Over a hundred residents showed up during an October 28 Chollas Valley Community Planning Group meeting.
The turnout comes after community members discovered what they say is a hidden footnote which they are referring to as, "Footnote 7", tucked away in the Municipal Code, overriding the governing planning for the area.
The footnote usurps the zoning that community members agreed on for their neighborhoods, reducing the minimum lot size for projects from 20,000 square feet to only 5,000 square feet.
Doing so, says residents, encourages more dense housing projects, including more affordable housing developments instead of single-family homes which would stimulate homeownership and promote upward mobility.
"They continue to concentrate poverty here, they continue to destroy the notion of single-family homes," one community member said during public comment.
Planning Group Chair Andrea Hetheru said the footnote rezoned some areas in Chollas Valley from being the second least dense areas to some of the most dense. This reduced the minimum lot size for projects from 20,000 square feet to only 5,000 square feet.
"Anything we wanted to do with the land will be much more difficult to do when it’s divided up into that many lots," Hetheru said.
Residents said this increases density and takes away the possibility for large green spaces.
"We’re probably talking about a whole lot more concrete, more heat island effect, more concentration of poverty," Hetheru said.
The group said the rezoning is an act of racial discrimination because it only applies to the predominately non-white areas of Chollas Valley and Southeastern San Diego.
"This is clear-cut discrimination that no one can stand for," a community member said at the meeting.
The planning group approved sending a letter to the City Council and Mayor asking to remove the footnote and stop all projects it controls.

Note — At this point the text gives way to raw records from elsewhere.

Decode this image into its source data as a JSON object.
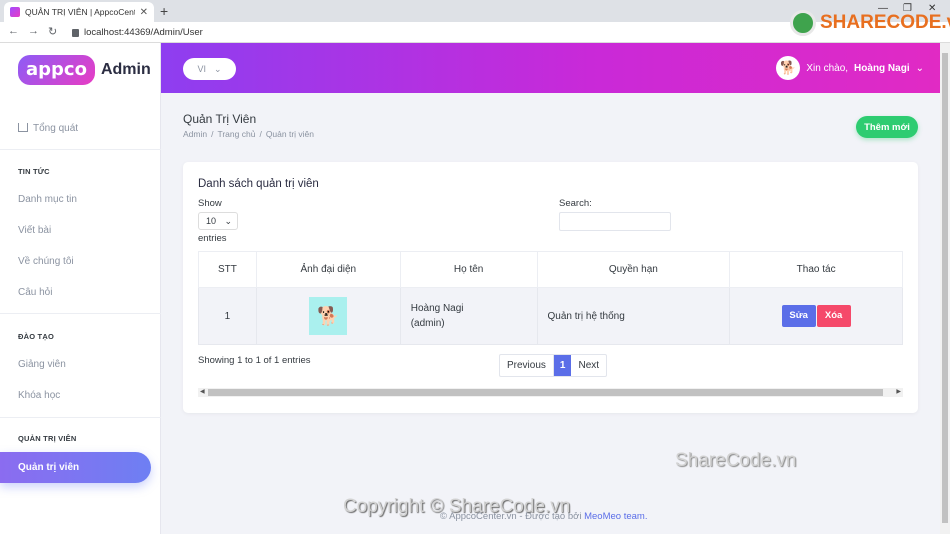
{
  "browser": {
    "tab_title": "QUẢN TRỊ VIÊN | AppcoCenter.vn",
    "url": "localhost:44369/Admin/User"
  },
  "sidebar": {
    "brand_logo": "appco",
    "brand_suffix": "Admin",
    "overview": "Tổng quát",
    "sections": [
      {
        "title": "TIN TỨC",
        "items": [
          "Danh mục tin",
          "Viết bài",
          "Về chúng tôi",
          "Câu hỏi"
        ]
      },
      {
        "title": "ĐÀO TẠO",
        "items": [
          "Giảng viên",
          "Khóa học"
        ]
      },
      {
        "title": "QUẢN TRỊ VIÊN",
        "items": [
          "Quản trị viên"
        ]
      }
    ]
  },
  "header": {
    "language": "VI",
    "greeting": "Xin chào,",
    "user_name": "Hoàng Nagi",
    "accent_start": "#8e3ef0",
    "accent_end": "#e12ac4"
  },
  "page": {
    "title": "Quản Trị Viên",
    "breadcrumb": [
      "Admin",
      "Trang chủ",
      "Quản trị viên"
    ],
    "add_button": "Thêm mới"
  },
  "table_card": {
    "title": "Danh sách quản trị viên",
    "show_label": "Show",
    "length_value": "10",
    "entries_label": "entries",
    "search_label": "Search:",
    "search_value": "",
    "columns": [
      "STT",
      "Ảnh đại diện",
      "Họ tên",
      "Quyền hạn",
      "Thao tác"
    ],
    "rows": [
      {
        "stt": "1",
        "name": "Hoàng Nagi",
        "username": "(admin)",
        "role": "Quản trị hệ thống",
        "edit": "Sửa",
        "delete": "Xóa"
      }
    ],
    "info": "Showing 1 to 1 of 1 entries",
    "pager": {
      "previous": "Previous",
      "current": "1",
      "next": "Next"
    }
  },
  "footer": {
    "copyright": "© AppcoCenter.vn - Được tạo bởi",
    "team": "MeoMeo team."
  },
  "watermarks": {
    "logo": "SHARECODE.vn",
    "middle": "ShareCode.vn",
    "bottom": "Copyright © ShareCode.vn"
  }
}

"Being compliant with affirmatively furthering fair housing and deconcentrating poverty is the top priority for our board," Hetheru said.
The City Planning Department sent the group a letter saying it supports removing the footnote and is unclear why it only applies to those areas and not the entire city.
Another letter said it is waiting to hear from the State Department of Housing and Community Development on whether or not the footnote can be removed. If it is allowed to do so, it will likely be heard by the City Council in mid-2025.
CBS 8 reached out to the city for additional comment but did not hear back as of this report.